Frum : Ou le mouvement anti-vaccination, ou le mouvement anti-OGM. Cela vient des mêmes endroits dans le cerveau.

Mair : C’est vrai, mais Trump a trouvé le moyen de puiser là-dedans et de dire à ces électeurs : « Vous pourriez ne pas voter dans la primaire républicaine telle qu’elle est ; venez ici. » Et ça a marché.

Rubin : Je dirai ceci à propos du birtherisme. Il y avait un sentiment répandu à droite, non pas qu’Obama était nécessairement un musulman, mais il y avait quelque chose d’étranger en lui à l’expérience américaine. Et même s’ils ne croyaient pas qu’il était musulman, ils pouvaient croire qu’il était communiste ou socialiste.

Frum : Pour citer une déclaration classique, pas tout à fait verbatim mais très proche : « Je ne pense pas que dans cette crise, le peuple américain accordera sa confiance à quelqu’un qui n’est pas pleinement américain. » Et l’auteur de cette phrase était Mark Penn dans un mémo de campagne pour Hillary Clinton au printemps 2008. Et les lecteurs de votre journal n’ont probablement pas maintenant beaucoup de temps pour Mark Penn, mais il était le directeur de campagne de la tête de liste pour la nomination présidentielle démocrate en 2016.

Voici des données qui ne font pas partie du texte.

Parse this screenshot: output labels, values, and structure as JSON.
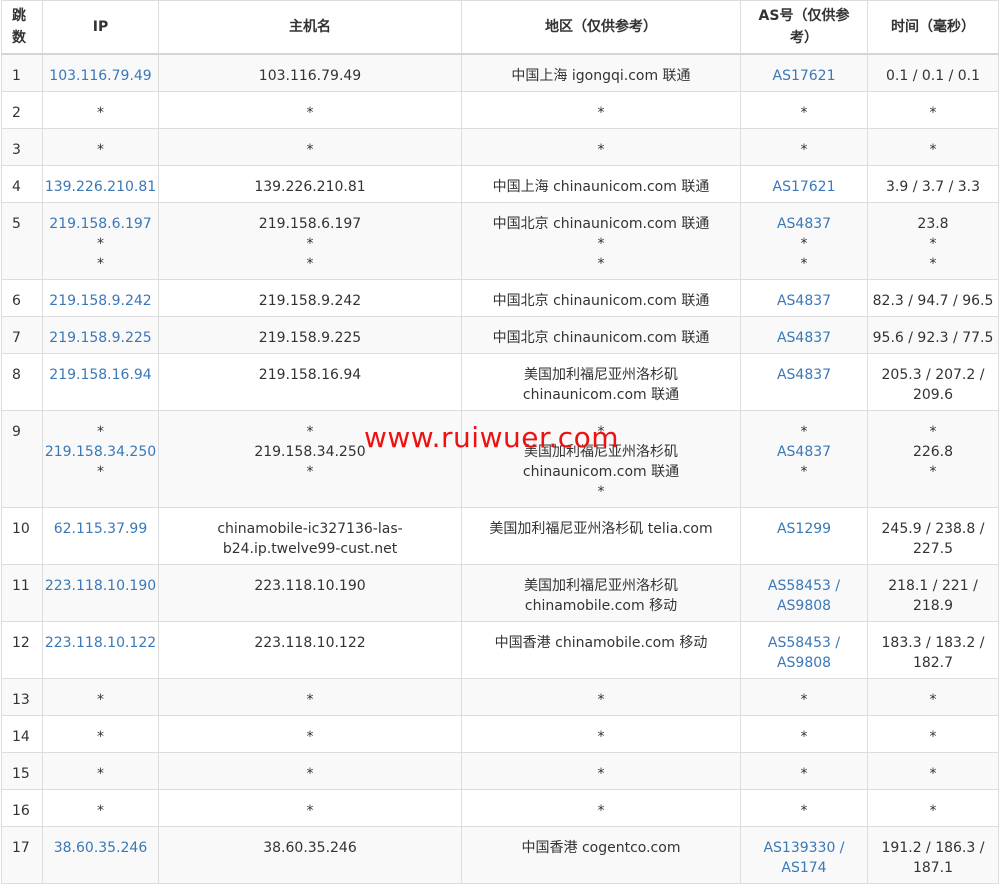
{
  "headers": {
    "hop": "跳数",
    "ip": "IP",
    "host": "主机名",
    "region": "地区（仅供参考）",
    "asn": "AS号（仅供参考）",
    "time": "时间（毫秒）"
  },
  "rows": [
    {
      "hop": "1",
      "ip": [
        "103.116.79.49"
      ],
      "host": [
        "103.116.79.49"
      ],
      "region": [
        "中国上海 igongqi.com 联通"
      ],
      "asn": [
        "AS17621"
      ],
      "time": [
        "0.1 / 0.1 / 0.1"
      ]
    },
    {
      "hop": "2",
      "ip": [
        "*"
      ],
      "host": [
        "*"
      ],
      "region": [
        "*"
      ],
      "asn": [
        "*"
      ],
      "time": [
        "*"
      ]
    },
    {
      "hop": "3",
      "ip": [
        "*"
      ],
      "host": [
        "*"
      ],
      "region": [
        "*"
      ],
      "asn": [
        "*"
      ],
      "time": [
        "*"
      ]
    },
    {
      "hop": "4",
      "ip": [
        "139.226.210.81"
      ],
      "host": [
        "139.226.210.81"
      ],
      "region": [
        "中国上海 chinaunicom.com 联通"
      ],
      "asn": [
        "AS17621"
      ],
      "time": [
        "3.9 / 3.7 / 3.3"
      ]
    },
    {
      "hop": "5",
      "ip": [
        "219.158.6.197",
        "*",
        "*"
      ],
      "host": [
        "219.158.6.197",
        "*",
        "*"
      ],
      "region": [
        "中国北京 chinaunicom.com 联通",
        "*",
        "*"
      ],
      "asn": [
        "AS4837",
        "*",
        "*"
      ],
      "time": [
        "23.8",
        "*",
        "*"
      ]
    },
    {
      "hop": "6",
      "ip": [
        "219.158.9.242"
      ],
      "host": [
        "219.158.9.242"
      ],
      "region": [
        "中国北京 chinaunicom.com 联通"
      ],
      "asn": [
        "AS4837"
      ],
      "time": [
        "82.3 / 94.7 / 96.5"
      ]
    },
    {
      "hop": "7",
      "ip": [
        "219.158.9.225"
      ],
      "host": [
        "219.158.9.225"
      ],
      "region": [
        "中国北京 chinaunicom.com 联通"
      ],
      "asn": [
        "AS4837"
      ],
      "time": [
        "95.6 / 92.3 / 77.5"
      ]
    },
    {
      "hop": "8",
      "ip": [
        "219.158.16.94"
      ],
      "host": [
        "219.158.16.94"
      ],
      "region": [
        "美国加利福尼亚州洛杉矶",
        "chinaunicom.com 联通"
      ],
      "asn": [
        "AS4837"
      ],
      "time": [
        "205.3 / 207.2 /",
        "209.6"
      ]
    },
    {
      "hop": "9",
      "ip": [
        "*",
        "219.158.34.250",
        "*"
      ],
      "host": [
        "*",
        "219.158.34.250",
        "*"
      ],
      "region": [
        "*",
        "美国加利福尼亚州洛杉矶",
        "chinaunicom.com 联通",
        "*"
      ],
      "asn": [
        "*",
        "AS4837",
        "*"
      ],
      "time": [
        "*",
        "226.8",
        "*"
      ]
    },
    {
      "hop": "10",
      "ip": [
        "62.115.37.99"
      ],
      "host": [
        "chinamobile-ic327136-las-",
        "b24.ip.twelve99-cust.net"
      ],
      "region": [
        "美国加利福尼亚州洛杉矶 telia.com"
      ],
      "asn": [
        "AS1299"
      ],
      "time": [
        "245.9 / 238.8 /",
        "227.5"
      ]
    },
    {
      "hop": "11",
      "ip": [
        "223.118.10.190"
      ],
      "host": [
        "223.118.10.190"
      ],
      "region": [
        "美国加利福尼亚州洛杉矶",
        "chinamobile.com 移动"
      ],
      "asn": [
        "AS58453 /",
        "AS9808"
      ],
      "time": [
        "218.1 / 221 /",
        "218.9"
      ]
    },
    {
      "hop": "12",
      "ip": [
        "223.118.10.122"
      ],
      "host": [
        "223.118.10.122"
      ],
      "region": [
        "中国香港 chinamobile.com 移动"
      ],
      "asn": [
        "AS58453 /",
        "AS9808"
      ],
      "time": [
        "183.3 / 183.2 /",
        "182.7"
      ]
    },
    {
      "hop": "13",
      "ip": [
        "*"
      ],
      "host": [
        "*"
      ],
      "region": [
        "*"
      ],
      "asn": [
        "*"
      ],
      "time": [
        "*"
      ]
    },
    {
      "hop": "14",
      "ip": [
        "*"
      ],
      "host": [
        "*"
      ],
      "region": [
        "*"
      ],
      "asn": [
        "*"
      ],
      "time": [
        "*"
      ]
    },
    {
      "hop": "15",
      "ip": [
        "*"
      ],
      "host": [
        "*"
      ],
      "region": [
        "*"
      ],
      "asn": [
        "*"
      ],
      "time": [
        "*"
      ]
    },
    {
      "hop": "16",
      "ip": [
        "*"
      ],
      "host": [
        "*"
      ],
      "region": [
        "*"
      ],
      "asn": [
        "*"
      ],
      "time": [
        "*"
      ]
    },
    {
      "hop": "17",
      "ip": [
        "38.60.35.246"
      ],
      "host": [
        "38.60.35.246"
      ],
      "region": [
        "中国香港 cogentco.com"
      ],
      "asn": [
        "AS139330 /",
        "AS174"
      ],
      "time": [
        "191.2 / 186.3 /",
        "187.1"
      ]
    }
  ],
  "watermark": "www.ruiwuer.com",
  "colors": {
    "link": "#3a78b7",
    "watermark": "#ee1111",
    "row_alt": "#f9f9f9",
    "border": "#dddddd"
  }
}
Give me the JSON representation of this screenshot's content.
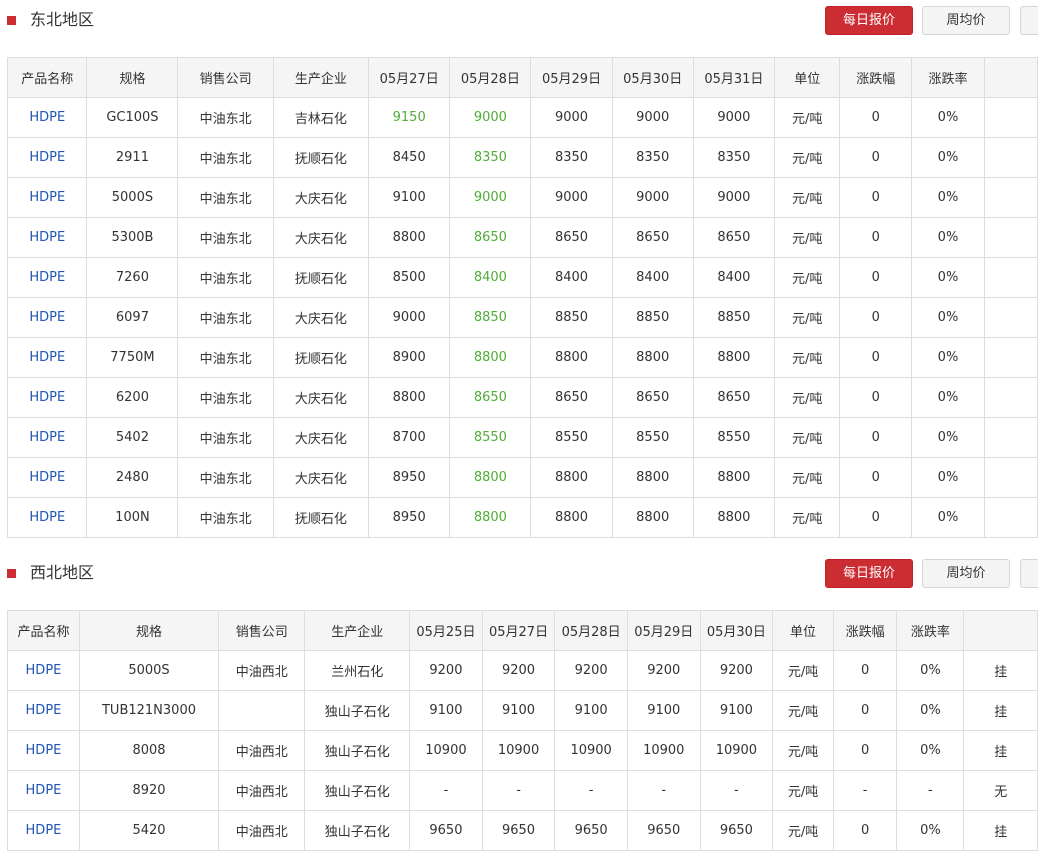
{
  "sections": [
    {
      "title": "东北地区",
      "buttons": {
        "daily": "每日报价",
        "weekly": "周均价",
        "more": ""
      },
      "headers": [
        "产品名称",
        "规格",
        "销售公司",
        "生产企业",
        "05月27日",
        "05月28日",
        "05月29日",
        "05月30日",
        "05月31日",
        "单位",
        "涨跌幅",
        "涨跌率",
        ""
      ],
      "rows": [
        {
          "product": "HDPE",
          "spec": "GC100S",
          "seller": "中油东北",
          "producer": "吉林石化",
          "p1": "9150",
          "p2": "9000",
          "p3": "9000",
          "p4": "9000",
          "p5": "9000",
          "unit": "元/吨",
          "change": "0",
          "rate": "0%",
          "extra": ""
        },
        {
          "product": "HDPE",
          "spec": "2911",
          "seller": "中油东北",
          "producer": "抚顺石化",
          "p1": "8450",
          "p2": "8350",
          "p3": "8350",
          "p4": "8350",
          "p5": "8350",
          "unit": "元/吨",
          "change": "0",
          "rate": "0%",
          "extra": ""
        },
        {
          "product": "HDPE",
          "spec": "5000S",
          "seller": "中油东北",
          "producer": "大庆石化",
          "p1": "9100",
          "p2": "9000",
          "p3": "9000",
          "p4": "9000",
          "p5": "9000",
          "unit": "元/吨",
          "change": "0",
          "rate": "0%",
          "extra": ""
        },
        {
          "product": "HDPE",
          "spec": "5300B",
          "seller": "中油东北",
          "producer": "大庆石化",
          "p1": "8800",
          "p2": "8650",
          "p3": "8650",
          "p4": "8650",
          "p5": "8650",
          "unit": "元/吨",
          "change": "0",
          "rate": "0%",
          "extra": ""
        },
        {
          "product": "HDPE",
          "spec": "7260",
          "seller": "中油东北",
          "producer": "抚顺石化",
          "p1": "8500",
          "p2": "8400",
          "p3": "8400",
          "p4": "8400",
          "p5": "8400",
          "unit": "元/吨",
          "change": "0",
          "rate": "0%",
          "extra": ""
        },
        {
          "product": "HDPE",
          "spec": "6097",
          "seller": "中油东北",
          "producer": "大庆石化",
          "p1": "9000",
          "p2": "8850",
          "p3": "8850",
          "p4": "8850",
          "p5": "8850",
          "unit": "元/吨",
          "change": "0",
          "rate": "0%",
          "extra": ""
        },
        {
          "product": "HDPE",
          "spec": "7750M",
          "seller": "中油东北",
          "producer": "抚顺石化",
          "p1": "8900",
          "p2": "8800",
          "p3": "8800",
          "p4": "8800",
          "p5": "8800",
          "unit": "元/吨",
          "change": "0",
          "rate": "0%",
          "extra": ""
        },
        {
          "product": "HDPE",
          "spec": "6200",
          "seller": "中油东北",
          "producer": "大庆石化",
          "p1": "8800",
          "p2": "8650",
          "p3": "8650",
          "p4": "8650",
          "p5": "8650",
          "unit": "元/吨",
          "change": "0",
          "rate": "0%",
          "extra": ""
        },
        {
          "product": "HDPE",
          "spec": "5402",
          "seller": "中油东北",
          "producer": "大庆石化",
          "p1": "8700",
          "p2": "8550",
          "p3": "8550",
          "p4": "8550",
          "p5": "8550",
          "unit": "元/吨",
          "change": "0",
          "rate": "0%",
          "extra": ""
        },
        {
          "product": "HDPE",
          "spec": "2480",
          "seller": "中油东北",
          "producer": "大庆石化",
          "p1": "8950",
          "p2": "8800",
          "p3": "8800",
          "p4": "8800",
          "p5": "8800",
          "unit": "元/吨",
          "change": "0",
          "rate": "0%",
          "extra": ""
        },
        {
          "product": "HDPE",
          "spec": "100N",
          "seller": "中油东北",
          "producer": "抚顺石化",
          "p1": "8950",
          "p2": "8800",
          "p3": "8800",
          "p4": "8800",
          "p5": "8800",
          "unit": "元/吨",
          "change": "0",
          "rate": "0%",
          "extra": ""
        }
      ]
    },
    {
      "title": "西北地区",
      "buttons": {
        "daily": "每日报价",
        "weekly": "周均价",
        "more": ""
      },
      "headers": [
        "产品名称",
        "规格",
        "销售公司",
        "生产企业",
        "05月25日",
        "05月27日",
        "05月28日",
        "05月29日",
        "05月30日",
        "单位",
        "涨跌幅",
        "涨跌率",
        ""
      ],
      "rows": [
        {
          "product": "HDPE",
          "spec": "5000S",
          "seller": "中油西北",
          "producer": "兰州石化",
          "p1": "9200",
          "p2": "9200",
          "p3": "9200",
          "p4": "9200",
          "p5": "9200",
          "unit": "元/吨",
          "change": "0",
          "rate": "0%",
          "extra": "挂"
        },
        {
          "product": "HDPE",
          "spec": "TUB121N3000",
          "seller": "",
          "producer": "独山子石化",
          "p1": "9100",
          "p2": "9100",
          "p3": "9100",
          "p4": "9100",
          "p5": "9100",
          "unit": "元/吨",
          "change": "0",
          "rate": "0%",
          "extra": "挂"
        },
        {
          "product": "HDPE",
          "spec": "8008",
          "seller": "中油西北",
          "producer": "独山子石化",
          "p1": "10900",
          "p2": "10900",
          "p3": "10900",
          "p4": "10900",
          "p5": "10900",
          "unit": "元/吨",
          "change": "0",
          "rate": "0%",
          "extra": "挂"
        },
        {
          "product": "HDPE",
          "spec": "8920",
          "seller": "中油西北",
          "producer": "独山子石化",
          "p1": "-",
          "p2": "-",
          "p3": "-",
          "p4": "-",
          "p5": "-",
          "unit": "元/吨",
          "change": "-",
          "rate": "-",
          "extra": "无"
        },
        {
          "product": "HDPE",
          "spec": "5420",
          "seller": "中油西北",
          "producer": "独山子石化",
          "p1": "9650",
          "p2": "9650",
          "p3": "9650",
          "p4": "9650",
          "p5": "9650",
          "unit": "元/吨",
          "change": "0",
          "rate": "0%",
          "extra": "挂"
        }
      ]
    }
  ],
  "colors": {
    "accent": "#cc2d33",
    "link": "#1f55b8",
    "down": "#4fad38"
  }
}
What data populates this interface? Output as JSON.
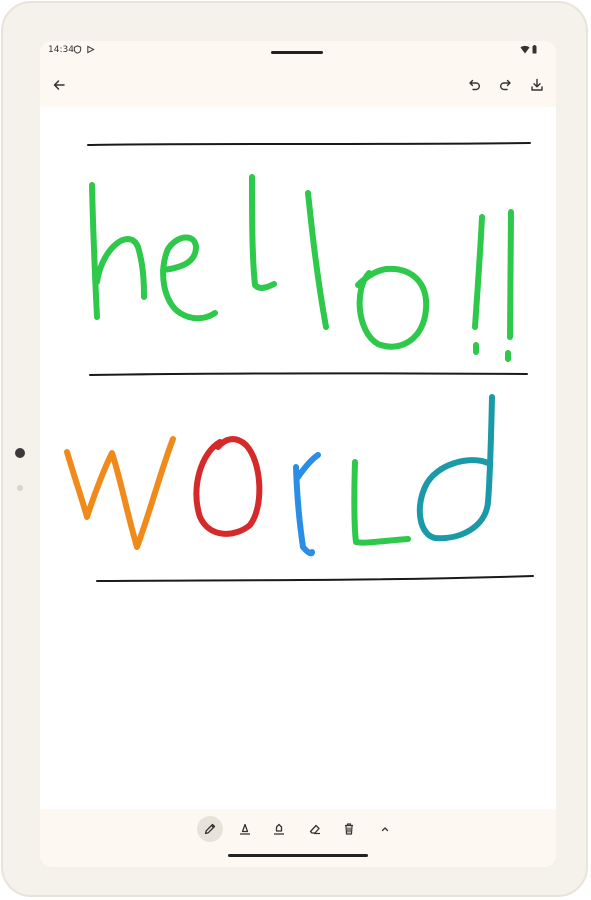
{
  "status_bar": {
    "time": "14:34"
  },
  "app_bar": {
    "back_icon": "arrow-left-icon",
    "undo_icon": "undo-icon",
    "redo_icon": "redo-icon",
    "save_icon": "download-icon"
  },
  "canvas": {
    "line_color": "#1a1a1a",
    "stroke_colors": {
      "hello": "#2ec84a",
      "w": "#f08a1a",
      "o": "#d62a2a",
      "r": "#2a8ee6",
      "l": "#2ec84a",
      "d": "#1a9aa8"
    }
  },
  "toolbar": {
    "tools": [
      {
        "name": "pen-tool",
        "icon": "pen-icon",
        "active": true
      },
      {
        "name": "highlighter-tool",
        "icon": "highlighter-icon",
        "active": false
      },
      {
        "name": "marker-tool",
        "icon": "marker-icon",
        "active": false
      },
      {
        "name": "eraser-tool",
        "icon": "eraser-icon",
        "active": false
      },
      {
        "name": "clear-tool",
        "icon": "trash-icon",
        "active": false
      },
      {
        "name": "expand-toolbar",
        "icon": "chevron-up-icon",
        "active": false
      }
    ]
  }
}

Le Birtherisme était dément, mais c’était l’expression de quelque chose de paranoïaque. Il y a beaucoup de paranoïa qui circule. Pour l’instant, Trump est un problème républicain, donc si vous voulez nous flageller pour ça, vous pouvez. Mais si les gens de gauche essaient de dire qu’ils ne vont pas attraper cette maladie, que leur maison est à l’abri de la peste, la question est de savoir si vous êtes si sûrs que les éléments constitutifs de la gauche, quand il y a une crise, sont immunisés contre le fait d’aller sur Internet, de trouver des sources d’information sympathiques, et de les croire vraies ?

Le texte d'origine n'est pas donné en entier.